The Packers have great players in their history. So do the Steelers. However, the Packer players are all spread out throughout their history. They also have two Hall of Fame coaches with one of whom is the namesake for the Super Bowl trophy. Chuck Noll is a Hall of Famer and Bill Cowher will likely get there one day. But, except for their strong and obviously dominant stretch through the mid-seventies, the Steelers don’t have a history of great personnel. The Packers have great players starting in the thirties and going through the sixties, seventies, nineties, and the current batch of players. The Packers have icons; the Steelers have stars.
The Steelers have the players of the Steel Curtain; the greatness of Polamalu; maybe James Harrison if he keeps out of trouble. The Packers have Don Hutson, who invented pass patterns; Bart Starr, the original game manager; then, basically the Packers of the Sixties and Brett Favre. In the end, the Packers have the second most players in the Hall (second to the Bears) with 21, followed closely by the Steelers with 19.
This Super Bowl will settle this dispute for the near future. It is likely that Pittsburgh will be back to the big game before the Packers. However, with thirteen titles and four Super Bowls (if the Packers win it), the Pack will be undisputed Titletown for at least another decade unless the Steelers make another Seventies-type run. The way football is played (or rather, managed) nowadays makes the dominance of the Steelers from 1973 through 1979 an unlikely occurrence. Look at the New England Patriots; they’ve had the most consistent team of the last ten or twelve years and they still have only three Super Bowl wins in that time period. That is not to say that three championships is not noteworthy, but the Steelers won four in six years. To call the Patriots a “dynasty” in comparison to that is ludicrous.
Despite all this obnoxious history of winning, you have to root for these two teams because they are “working class” champions. The Steelers have a devoted and passionate following that reflects the blue-collar style of play the Steelers have always been about. Yes, I know they featured Bradshaw, Swann, and Stallworth, but they won because Franco Harris kept the defenses honest and the defense allowed them to take ridiculous chances without the personnel.
The citizens of Green Bay own the Packers. How much more democratic can you get? If you doubt the working class pedigree of the Green Bay Packers consider where the team nickname comes from: meat packers. Neither team is hated in the sense that the Cowboys or the Raiders are. Neither evokes the kind of visceral response that the Jets or the Patriots do. Sure, Browns and Ravens fans hate the Steelers and Bears and Vikings fans despise their division rival, but that’s animosity by birthright.

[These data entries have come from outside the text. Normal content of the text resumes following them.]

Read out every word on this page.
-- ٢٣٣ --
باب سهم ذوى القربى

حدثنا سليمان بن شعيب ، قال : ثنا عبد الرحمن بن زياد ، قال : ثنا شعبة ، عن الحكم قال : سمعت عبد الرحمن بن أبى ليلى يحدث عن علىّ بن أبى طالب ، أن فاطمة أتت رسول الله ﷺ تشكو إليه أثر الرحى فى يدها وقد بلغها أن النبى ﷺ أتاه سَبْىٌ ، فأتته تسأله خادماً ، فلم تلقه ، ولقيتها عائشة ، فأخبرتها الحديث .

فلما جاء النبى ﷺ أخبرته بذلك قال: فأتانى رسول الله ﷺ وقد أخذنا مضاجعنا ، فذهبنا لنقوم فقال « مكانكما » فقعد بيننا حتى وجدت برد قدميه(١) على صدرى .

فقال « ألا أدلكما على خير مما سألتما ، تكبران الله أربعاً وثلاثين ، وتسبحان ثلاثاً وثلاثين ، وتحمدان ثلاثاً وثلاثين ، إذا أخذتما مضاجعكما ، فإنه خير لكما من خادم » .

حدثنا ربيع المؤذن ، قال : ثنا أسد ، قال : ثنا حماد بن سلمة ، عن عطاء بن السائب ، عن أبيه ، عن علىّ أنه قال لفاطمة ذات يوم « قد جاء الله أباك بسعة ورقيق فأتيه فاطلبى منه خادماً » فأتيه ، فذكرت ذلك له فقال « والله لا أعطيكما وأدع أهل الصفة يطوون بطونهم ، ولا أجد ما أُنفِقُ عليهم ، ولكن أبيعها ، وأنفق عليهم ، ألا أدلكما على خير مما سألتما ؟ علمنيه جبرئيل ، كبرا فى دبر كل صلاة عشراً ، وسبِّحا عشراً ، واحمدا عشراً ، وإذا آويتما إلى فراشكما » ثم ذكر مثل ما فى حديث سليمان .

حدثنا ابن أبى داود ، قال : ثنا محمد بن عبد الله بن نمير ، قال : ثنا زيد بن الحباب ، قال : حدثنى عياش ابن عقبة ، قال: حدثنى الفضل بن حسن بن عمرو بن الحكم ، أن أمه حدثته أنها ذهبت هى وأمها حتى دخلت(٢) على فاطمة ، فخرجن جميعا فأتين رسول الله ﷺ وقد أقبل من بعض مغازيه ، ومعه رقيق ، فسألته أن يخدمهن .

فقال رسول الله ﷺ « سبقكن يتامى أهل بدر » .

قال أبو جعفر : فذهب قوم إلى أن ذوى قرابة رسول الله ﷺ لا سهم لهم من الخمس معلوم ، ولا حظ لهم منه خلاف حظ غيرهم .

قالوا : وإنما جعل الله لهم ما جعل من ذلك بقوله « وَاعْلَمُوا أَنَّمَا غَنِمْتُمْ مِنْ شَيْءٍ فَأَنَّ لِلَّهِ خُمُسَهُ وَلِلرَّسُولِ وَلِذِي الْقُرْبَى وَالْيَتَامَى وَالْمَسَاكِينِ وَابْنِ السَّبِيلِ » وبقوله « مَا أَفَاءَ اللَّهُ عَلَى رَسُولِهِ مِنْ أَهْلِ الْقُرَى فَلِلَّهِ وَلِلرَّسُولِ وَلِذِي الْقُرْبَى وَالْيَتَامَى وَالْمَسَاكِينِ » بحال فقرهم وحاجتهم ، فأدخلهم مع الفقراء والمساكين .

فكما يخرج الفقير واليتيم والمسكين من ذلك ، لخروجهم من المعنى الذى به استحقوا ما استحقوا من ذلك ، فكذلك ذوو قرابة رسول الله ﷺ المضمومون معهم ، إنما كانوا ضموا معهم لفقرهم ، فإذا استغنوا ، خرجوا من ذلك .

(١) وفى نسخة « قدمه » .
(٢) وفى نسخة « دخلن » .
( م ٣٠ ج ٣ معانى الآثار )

Here’s the irony of this: both the Packers and the Steelers have frustrated the Dallas Cowboys in any manner of ways (although the Cowboys got some revenge when Neil O’Donnell had a brain fart). Now, they are playing for the right to be called Titletown in Dallas, Texas. It’s unfortunate that this game has turned into a corporate board meeting instead of a fan friendly game. I’d like to see for whom the Dallas fans would root if they had their choice.
Well, the game is coming up and it will crown the latest pretender to the throne. The current holder of the moniker: Titletown, U.S.A. It’s great to be able to watch a game and realize that the history still remains. That we can watch a game and not be overly invested in the result except in what it means to the NFL. Aaron Rodgers and Clay Matthews will, relatively speaking, soon be forgotten. Roethlisberger and Hines Ward will fade by the wayside. But in the current zeitgeist, the winner is the home of Titletown for a while. For how long, we don’t know. Will we ever root for them again? Who knows? But it will be fun to watch.